Horror and surrealism are a natural cinematic marriage. The easiest way to get an audience to accept the unworldly and bizarre elements horror films rely upon is to couch them in atmosphere where reality as the audience knows it is falling apart. This is the approach that noted indie director Bruce McDonald has taken with his latest film, Hellions. This offbeat effort suggests an earnest indie drama about a teenage girl that gets taken over by the sturm and drang of a particularly surreal horror story. The results are often compelling but they ultimately push the surrealistic style so far that it overwhelms the narrative substance.

Hellions-bluThe heroine in Hellions is Dora (Chloe Rose), a likeable if typically surly teen whose world is rocked when her doctor (Rossif Sutherland) tells her that she is pregnant. She is grappling with how to handle this unwanted surprise as Halloween night approaches – and she suddenly finds herself trapped in her home by mischievous, masked children who have more on their mind than just Halloween pranks. In short order, she is fending off attacks from the titular devils as her pregnancy begins to rebel against her body. As things get more unhinged, help arrives in the form of local cop Corman (Robert Patrick) but her situation – and reality itself – might already be too far gone.

Hellions does a good job establishing its heroine and her predicament. However, Pascal Trottier’s script never quite nails its blend of drama, horror and surrealism. The child monsters seem to be a manifestation of Dora’s fear of her pregnancy forcing her to grow up too fast but the script never works out the connection, playing the killer kids as typical movie monsters and getting lost in too many “is this real or a nightmare?” turnabouts. It’s also a little too self-conscious about being a horror story: before the plot’s real horrors kick in, Trottier and McDonald throw in a couple of unnecessary cheap scares that make it seem the heroine is losing her grip too early.
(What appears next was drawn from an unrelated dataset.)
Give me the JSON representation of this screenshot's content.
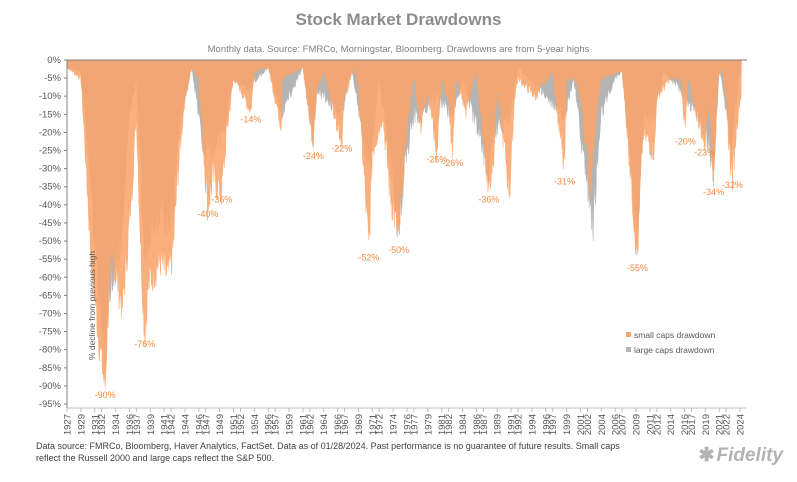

McDonald directs the film in an adventurous way, reveling in the surreal setpieces and the opportunity to turn the film’s familiar rural setting into a nightmare wasteland via some unusual pink/purple color timing. However, once he gets past the first act, the horror theatrics override the characterizations completely: for example, Patrick seems game for both the horror and surrealism beats but is never given much to do beyond fulfill the script’s funhouse twists. The surrealism starts to spiral out of control near the end: a scene where Dora runs through a field of exploding pumpkins might have you questioning whether or not the moment is supposed to be funny.

In short, Hellions is an experiment in surreal horror that doesn’t fully work. The best nightmares have their own internal logic and that logic is too hard to parse in this film.

Blu-Ray Notes: Scream Factory just released this title on blu-ray as part of its partnership with IFC Midnight. The transfer does well with the film’s artsy color scheme and dimly-lit interiors and the 5.1 lossless mix makes the most of the film’s creepy, rock-tinged score. The one extra is a trailer.